Applying machine learning for multi-individual Raman spectroscopic data to identify different stages of proliferating human hepatocytes
Bihan Shen,
Chen Ma,
Lili Tang,
Zhitao Wu,
Zhaoliang Peng,
Guoyu Pan,
Hong Li
Affiliations
Bihan Shen
Shanghai Institute of Nutrition and Health, Chinese Academy of Sciences, Shanghai 200031, China; University of Chinese Academy of Sciences, Beijing 100049, China
Chen Ma
Shanghai Institute of Materia Medica, Chinese Academy of Sciences, Shanghai 201203, China; University of Chinese Academy of Sciences, Beijing 100049, China
Lili Tang
School of Chinese Materia Medica, Nanjing University of Chinese Medicine, Nanjing 210023, China
Zhitao Wu
Shanghai Institute of Materia Medica, Chinese Academy of Sciences, Shanghai 201203, China; School of Chinese Materia Medica, Nanjing University of Chinese Medicine, Nanjing 210023, China
Zhaoliang Peng
Shanghai Institute of Materia Medica, Chinese Academy of Sciences, Shanghai 201203, China; University of Chinese Academy of Sciences, Beijing 100049, China
Guoyu Pan
Shanghai Institute of Materia Medica, Chinese Academy of Sciences, Shanghai 201203, China; University of Chinese Academy of Sciences, Beijing 100049, China; School of Chinese Materia Medica, Nanjing University of Chinese Medicine, Nanjing 210023, China; Corresponding author
Hong Li
Shanghai Institute of Nutrition and Health, Chinese Academy of Sciences, Shanghai 200031, China; University of Chinese Academy of Sciences, Beijing 100049, China; Corresponding author
Summary: Cell therapy using proliferating human hepatocytes (ProliHHs) is an effective treatment approach for advanced liver diseases.

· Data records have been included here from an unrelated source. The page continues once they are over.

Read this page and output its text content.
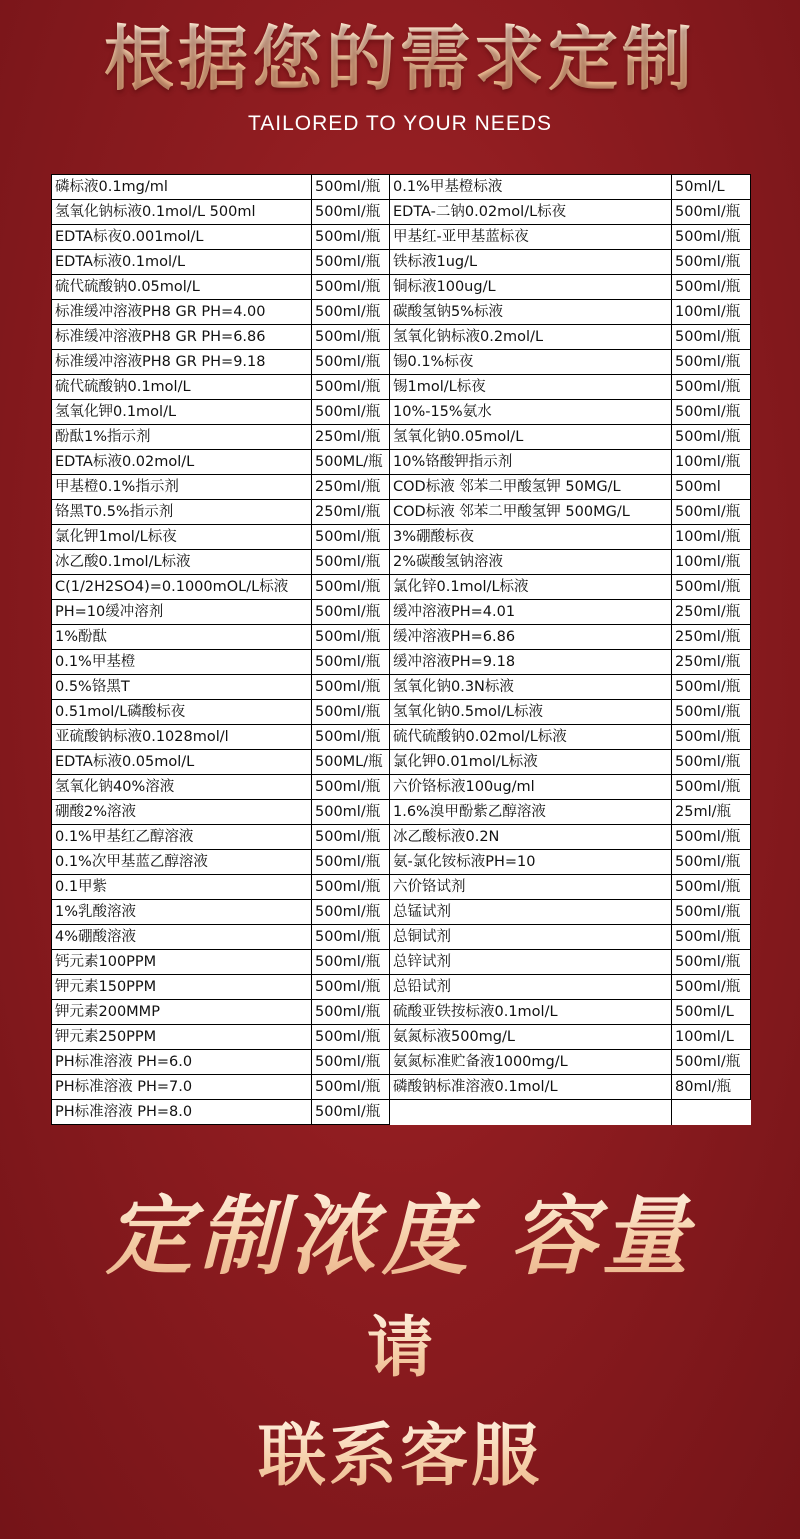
根据您的需求定制
TAILORED TO YOUR NEEDS
磷标液0.1mg/ml	500ml/瓶	0.1%甲基橙标液	50ml/L
氢氧化钠标液0.1mol/L 500ml	500ml/瓶	EDTA-二钠0.02mol/L标夜	500ml/瓶
EDTA标夜0.001mol/L	500ml/瓶	甲基红-亚甲基蓝标夜	500ml/瓶
EDTA标液0.1mol/L	500ml/瓶	铁标液1ug/L	500ml/瓶
硫代硫酸钠0.05mol/L	500ml/瓶	铜标液100ug/L	500ml/瓶
标准缓冲溶液PH8 GR PH=4.00	500ml/瓶	碳酸氢钠5%标液	100ml/瓶
标准缓冲溶液PH8 GR PH=6.86	500ml/瓶	氢氧化钠标液0.2mol/L	500ml/瓶
标准缓冲溶液PH8 GR PH=9.18	500ml/瓶	锡0.1%标夜	500ml/瓶
硫代硫酸钠0.1mol/L	500ml/瓶	锡1mol/L标夜	500ml/瓶
氢氧化钾0.1mol/L	500ml/瓶	10%-15%氨水	500ml/瓶
酚酞1%指示剂	250ml/瓶	氢氧化钠0.05mol/L	500ml/瓶
EDTA标液0.02mol/L	500ML/瓶	10%铬酸钾指示剂	100ml/瓶
甲基橙0.1%指示剂	250ml/瓶	COD标液 邻苯二甲酸氢钾 50MG/L	500ml
铬黑T0.5%指示剂	250ml/瓶	COD标液 邻苯二甲酸氢钾 500MG/L	500ml/瓶
氯化钾1mol/L标夜	500ml/瓶	3%硼酸标夜	100ml/瓶
冰乙酸0.1mol/L标液	500ml/瓶	2%碳酸氢钠溶液	100ml/瓶
C(1/2H2SO4)=0.1000mOL/L标液	500ml/瓶	氯化锌0.1mol/L标液	500ml/瓶
PH=10缓冲溶剂	500ml/瓶	缓冲溶液PH=4.01	250ml/瓶
1%酚酞	500ml/瓶	缓冲溶液PH=6.86	250ml/瓶
0.1%甲基橙	500ml/瓶	缓冲溶液PH=9.18	250ml/瓶
0.5%铬黑T	500ml/瓶	氢氧化钠0.3N标液	500ml/瓶
0.51mol/L磷酸标夜	500ml/瓶	氢氧化钠0.5mol/L标液	500ml/瓶
亚硫酸钠标液0.1028mol/l	500ml/瓶	硫代硫酸钠0.02mol/L标液	500ml/瓶
EDTA标液0.05mol/L	500ML/瓶	氯化钾0.01mol/L标液	500ml/瓶
氢氧化钠40%溶液	500ml/瓶	六价铬标液100ug/ml	500ml/瓶
硼酸2%溶液	500ml/瓶	1.6%溴甲酚紫乙醇溶液	25ml/瓶
0.1%甲基红乙醇溶液	500ml/瓶	冰乙酸标液0.2N	500ml/瓶
0.1%次甲基蓝乙醇溶液	500ml/瓶	氨-氯化铵标液PH=10	500ml/瓶
0.1甲紫	500ml/瓶	六价铬试剂	500ml/瓶
1%乳酸溶液	500ml/瓶	总锰试剂	500ml/瓶
4%硼酸溶液	500ml/瓶	总铜试剂	500ml/瓶
钙元素100PPM	500ml/瓶	总锌试剂	500ml/瓶
钾元素150PPM	500ml/瓶	总铅试剂	500ml/瓶
钾元素200MMP	500ml/瓶	硫酸亚铁按标液0.1mol/L	500ml/L
钾元素250PPM	500ml/瓶	氨氮标液500mg/L	100ml/L
PH标准溶液 PH=6.0	500ml/瓶	氨氮标准贮备液1000mg/L	500ml/瓶
PH标准溶液 PH=7.0	500ml/瓶	磷酸钠标准溶液0.1mol/L	80ml/瓶
PH标准溶液 PH=8.0	500ml/瓶		
定制浓度 容量
请
联系客服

However, rapid and accurate identification of high-quality ProliHHs from different donors is challenging due to individual heterogeneity. Here, we developed a machine learning framework to integrate single-cell Raman spectroscopy from multiple donors and identify different stages of ProliHHs. A repository of more than 14,000 Raman spectra, consisting of primary human hepatocytes (PHHs) and different passages of ProliHHs from six donors, was generated. Using a sliding window algorithm, potential biomarkers distinguishing the different cell stages were identified through differential analysis. Leveraging machine learning models, accurate classification of cell stages was achieved in both within-donor and cross-donor prediction tasks. Furthermore, the study assessed the relationship between donor and cell numbers and its impact on prediction accuracy, facilitating improved quality control design. A similar workflow can also be extended to encompass other cell types.